Review: Uniea U-Feel for iPhone + iPod touch
As enthusiastic as we may be regarding the use of mirrored surfaces in some iPod cases, the iPhone and iPod touch have not yet received truly excellent reflective enclosures. Uniea's new U-Feel cases for iPhone and iPod touch ($30 each) continue this trend, offering a combination of hard plastic shell and mirror coating that tends to cheapen the devices' looks rather than improving them.
Of the semi-mirrored cases we’ve seen for iPhones and iPod touches over the past few months, Pacific Rim’s iShield Mirror offered the most reflectivity and the least inspired looks, covering almost the entire face of each device with a mirrored surface, while Griffin’s Reflect had the least reflectivity and the classiest looks. U-Feel is somewhere in-between. Like Reflect, it only frames the iPhone or iPod touch’s face with mirroring, rather than completely covering it, but thanks to an extremely plain front design, it also manages to look almost as cheap as iShield Mirror. The iPod touch gets an odd oval shape around its proximity sensor, and the iPhone an open mouth around its ear speaker; both cases’ fronts just look boring.
It should be noted that Uniea’s design bears more than a passing resemblance to an earlier Artwizz case design, SeeJacket Crystal, which has also recently turned up under the name Ivyskin Xylo T2. The only major differences between Uniea’s case and Artwizz’s are the mirror framing, which SeeJacket left out, and a couple of differences in their rear shells. Uniea offers U-Feel in both clear and smoke black shell colors, and includes a detachable belt clip; Artwizz only offers a single clear, non-clip version.

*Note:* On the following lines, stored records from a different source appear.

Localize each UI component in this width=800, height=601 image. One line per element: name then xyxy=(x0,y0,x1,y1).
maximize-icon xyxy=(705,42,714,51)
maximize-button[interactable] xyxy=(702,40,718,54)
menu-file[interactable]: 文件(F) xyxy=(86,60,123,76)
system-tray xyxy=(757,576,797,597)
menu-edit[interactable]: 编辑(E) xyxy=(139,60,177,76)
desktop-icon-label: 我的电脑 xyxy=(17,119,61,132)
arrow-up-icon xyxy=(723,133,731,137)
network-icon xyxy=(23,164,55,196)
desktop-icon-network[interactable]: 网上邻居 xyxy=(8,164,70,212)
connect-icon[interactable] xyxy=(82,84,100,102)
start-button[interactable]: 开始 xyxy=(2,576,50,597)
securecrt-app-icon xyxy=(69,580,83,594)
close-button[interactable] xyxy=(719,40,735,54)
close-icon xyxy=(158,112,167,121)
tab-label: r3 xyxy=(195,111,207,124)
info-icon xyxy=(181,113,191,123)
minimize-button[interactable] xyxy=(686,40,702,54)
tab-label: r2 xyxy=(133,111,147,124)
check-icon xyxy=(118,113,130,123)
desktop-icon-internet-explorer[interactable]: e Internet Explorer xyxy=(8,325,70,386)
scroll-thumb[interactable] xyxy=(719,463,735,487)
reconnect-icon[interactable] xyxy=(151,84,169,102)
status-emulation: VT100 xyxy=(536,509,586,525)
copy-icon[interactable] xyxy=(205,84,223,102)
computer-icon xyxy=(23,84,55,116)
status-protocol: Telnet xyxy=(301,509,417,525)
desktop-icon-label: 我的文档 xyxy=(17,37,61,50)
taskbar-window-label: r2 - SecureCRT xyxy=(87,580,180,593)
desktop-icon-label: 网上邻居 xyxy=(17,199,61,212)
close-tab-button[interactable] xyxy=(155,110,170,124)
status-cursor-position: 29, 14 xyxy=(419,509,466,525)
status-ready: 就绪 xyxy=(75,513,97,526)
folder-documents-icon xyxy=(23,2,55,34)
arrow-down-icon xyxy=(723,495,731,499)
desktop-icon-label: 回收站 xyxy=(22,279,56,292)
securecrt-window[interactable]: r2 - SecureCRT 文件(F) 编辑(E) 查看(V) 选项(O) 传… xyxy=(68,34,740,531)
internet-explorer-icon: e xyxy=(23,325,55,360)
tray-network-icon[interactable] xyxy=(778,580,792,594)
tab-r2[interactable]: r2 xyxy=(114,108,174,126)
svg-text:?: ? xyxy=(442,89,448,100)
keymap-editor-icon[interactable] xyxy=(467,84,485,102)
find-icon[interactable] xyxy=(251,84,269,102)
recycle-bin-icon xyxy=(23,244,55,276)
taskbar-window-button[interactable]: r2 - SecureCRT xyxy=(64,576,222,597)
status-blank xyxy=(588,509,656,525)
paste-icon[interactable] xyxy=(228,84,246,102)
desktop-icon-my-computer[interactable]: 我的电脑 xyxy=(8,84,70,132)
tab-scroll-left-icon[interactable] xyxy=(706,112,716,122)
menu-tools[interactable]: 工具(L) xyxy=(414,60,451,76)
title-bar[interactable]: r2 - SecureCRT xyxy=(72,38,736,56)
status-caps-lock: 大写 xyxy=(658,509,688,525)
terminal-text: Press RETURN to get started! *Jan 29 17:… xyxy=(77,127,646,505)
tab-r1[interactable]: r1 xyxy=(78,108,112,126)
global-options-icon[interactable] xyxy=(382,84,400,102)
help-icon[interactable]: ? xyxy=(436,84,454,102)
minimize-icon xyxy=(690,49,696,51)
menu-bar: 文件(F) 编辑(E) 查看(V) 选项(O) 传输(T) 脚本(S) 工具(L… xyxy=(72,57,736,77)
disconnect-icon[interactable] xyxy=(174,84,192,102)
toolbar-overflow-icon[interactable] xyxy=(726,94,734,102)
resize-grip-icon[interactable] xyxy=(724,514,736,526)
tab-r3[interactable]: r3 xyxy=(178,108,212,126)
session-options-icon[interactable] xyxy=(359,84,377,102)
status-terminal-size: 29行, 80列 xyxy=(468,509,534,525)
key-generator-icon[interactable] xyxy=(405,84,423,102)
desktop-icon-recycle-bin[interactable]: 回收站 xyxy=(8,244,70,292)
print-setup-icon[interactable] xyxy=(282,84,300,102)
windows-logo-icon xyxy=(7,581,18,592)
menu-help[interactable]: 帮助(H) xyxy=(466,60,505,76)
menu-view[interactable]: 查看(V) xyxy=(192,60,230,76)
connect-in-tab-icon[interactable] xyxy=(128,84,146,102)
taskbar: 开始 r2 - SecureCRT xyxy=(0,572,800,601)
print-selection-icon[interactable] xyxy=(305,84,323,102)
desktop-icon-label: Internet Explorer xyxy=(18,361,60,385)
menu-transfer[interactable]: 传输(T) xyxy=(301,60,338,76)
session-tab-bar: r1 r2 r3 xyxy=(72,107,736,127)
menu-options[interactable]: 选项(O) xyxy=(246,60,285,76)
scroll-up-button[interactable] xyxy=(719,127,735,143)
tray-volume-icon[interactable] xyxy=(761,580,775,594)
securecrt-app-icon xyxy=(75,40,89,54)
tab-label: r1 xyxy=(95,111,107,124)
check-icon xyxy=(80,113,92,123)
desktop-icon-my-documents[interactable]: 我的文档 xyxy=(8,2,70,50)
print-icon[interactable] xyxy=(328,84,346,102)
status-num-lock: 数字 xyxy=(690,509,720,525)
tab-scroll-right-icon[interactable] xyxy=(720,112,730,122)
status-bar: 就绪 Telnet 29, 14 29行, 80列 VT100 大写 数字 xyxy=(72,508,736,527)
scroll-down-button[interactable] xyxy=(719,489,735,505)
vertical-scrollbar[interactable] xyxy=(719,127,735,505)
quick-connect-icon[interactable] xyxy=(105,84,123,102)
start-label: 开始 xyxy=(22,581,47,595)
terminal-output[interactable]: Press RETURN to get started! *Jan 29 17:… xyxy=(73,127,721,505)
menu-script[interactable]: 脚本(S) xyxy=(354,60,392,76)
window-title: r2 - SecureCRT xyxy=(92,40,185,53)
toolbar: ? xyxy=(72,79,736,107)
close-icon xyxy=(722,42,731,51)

Just like SeeJacket Crystal and iShield Mirror, U-Feel uses a thin layer of flat plastic to cover the entire screen of each device, rather than having an elevated ridge of hard plastic above either a completely exposed iPod/iPhone touchscreen, or one that’s been covered with a layer of adhesive film, the common approach of otherwise hard plastic cases such as Reflect. Uniea’s plastic piece is completely see-through and play-through, still enabling you to use each device’s controls; it doesn’t attract as many smears or smudges as Pacific Rim’s design, and appears completely flat, rather than wavy. Unfortunately, there’s a fairly significant negative with this face cover: it’s not sufficiently bonded to U-Feel’s harder front/side plastic shell, so flexing the faceplace leads to the front shield separating partially from the sides. In our non-abusive testing, the case stayed together, but it wouldn’t take a lot of abuse to make the front piece come off entirely. Better glue or a more reinforced design would have helped a lot.
Both of the cases offer typical rather than aggressive protection of the iPhone and iPod touch. The iPhone version exposes the bottom speaker and microphone completely, as well as the Dock Connector between them, while the iPod touch version exposes the Dock Connector and headphone port on bottom. Each case is compatible with Universal Docks, and offers full unprotected access to the Sleep/Wake button, as well as modest access to the headphone port. This isn’t an issue with the iPhone, but in the iPod touch, you’ll find that only Apple-sized headphone plugs or similarly narrow adapters fit; large bottom-connecting accessories other than docks may also experience issues. U-Feel for iPhone also has openings for the rear camera and side controls, rather than attempting to cover them.
The only other twists in these cases are small ones. As previously noted, you can choose from smoke black or completely clear side and rear coloration, and though this doesn’t make a lot of difference from the front, the darker version does obscure the iPod touch’s odd rear antenna cover; both versions have a Uniea logo covering whatever engraving your iPod touch may have. Then there’s the belt clip, which is color-matched to the case’s black or clear plastic. On a positive note, these belt clips ratchet through 180 degrees of freedom, but they’re not rubber-coated for the scuff-proof safety of the device inside, and when removed, they leave two additional holes in the back of each case. We always prefer that cases be dirt-sealed rather than unnecessarily open, but belt clip users mightn’t mind this design.
Overall, the U-Feel cases for iPhone and iPod touch would have rated in our B range except for a few little touches that undermine our confidence in their overall quality: the ease with which their screen covers can be separated from their harder plastic shells, combined with their so-so aesthetics and belt clip designs, suggest that Uniea has some work ahead to become a strong producer of plastic enclosures. That said, putting the rookie mistakes aside, it’s obvious that next-generation U-Feel cases could actually be pretty good options for iPod and iPhone users, so we’re looking forward to seeing Uniea improve on these cases for the next go-around.